Joyce Burton, too, had finished a second beer by then. She put the sombrero back on her head—“Nogales” spelled out across the crown in frayed neon green yarn. Joyce Burton danced around in a circle for Maryvonne and made yipping noises. Maryvonne laughed. Candace laughed but only to appear part of the group. In the midst of the other women's chumminess, Candace felt irremediably sober, and a little anxious. That grateful look on Maryvonne's face suggested to Candace that Maryvonne might, at any minute, blurt something to Joyce Burton about the fact that Candace had told her of Rick Haynes's suicide. Also, Candace longed to appear decisive, capable of action, and so she put her hand on the car door and said, “Scoot over, Maryvonne.”

Maryvonne did as she was told. Then Candace slid into Joyce Burton's car and, with an efficiency that astonished even herself, caught up the pied cockatiel and inserted it in Maryvonne's cage.

She told herself that she was glad when the pair finally left. “Idiots,” she muttered. Think of the poor person to whom the bird truly belonged! And poor Rick Haynes, now subject to Joyce Burton's interpretation of his death! When she reentered the house, she yanked
from beneath its refrigerator magnet the sheet of paper that held Maryvonne's telephone numbers and she threw it in the trash.

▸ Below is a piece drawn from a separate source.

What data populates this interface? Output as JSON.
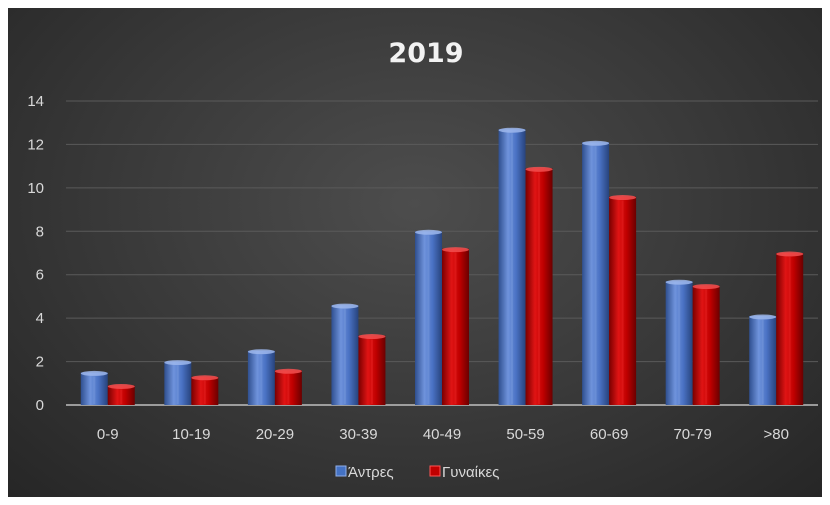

Off and on, throughout the rest of the day, while she walked about the neighborhood, crying “Phoul, here Phoul,” she sent a mental message to Carson:
Call me
. While she worked in her studio—trying to remove from her painting what appeared to be angry thunderclouds in the sky above the pool—
Call me.

That night, from the carriage lantern's golden halo of light:
Call me.

Sometimes, Candace did believe that she might, actually, have some sort of powers, be a kind of witch; still, she jerked in the director's chair when the telephone began to ring inside the house.

The caller, however, was not Carson, but a young man who said, “I think I've got your bird. It came down to me while I was mountain-biking. Up by Sabino?”

“What about the tail feathers?” Candace asked. She did not want to get her hopes up. “Does it have some reddish paint on the tail feathers?”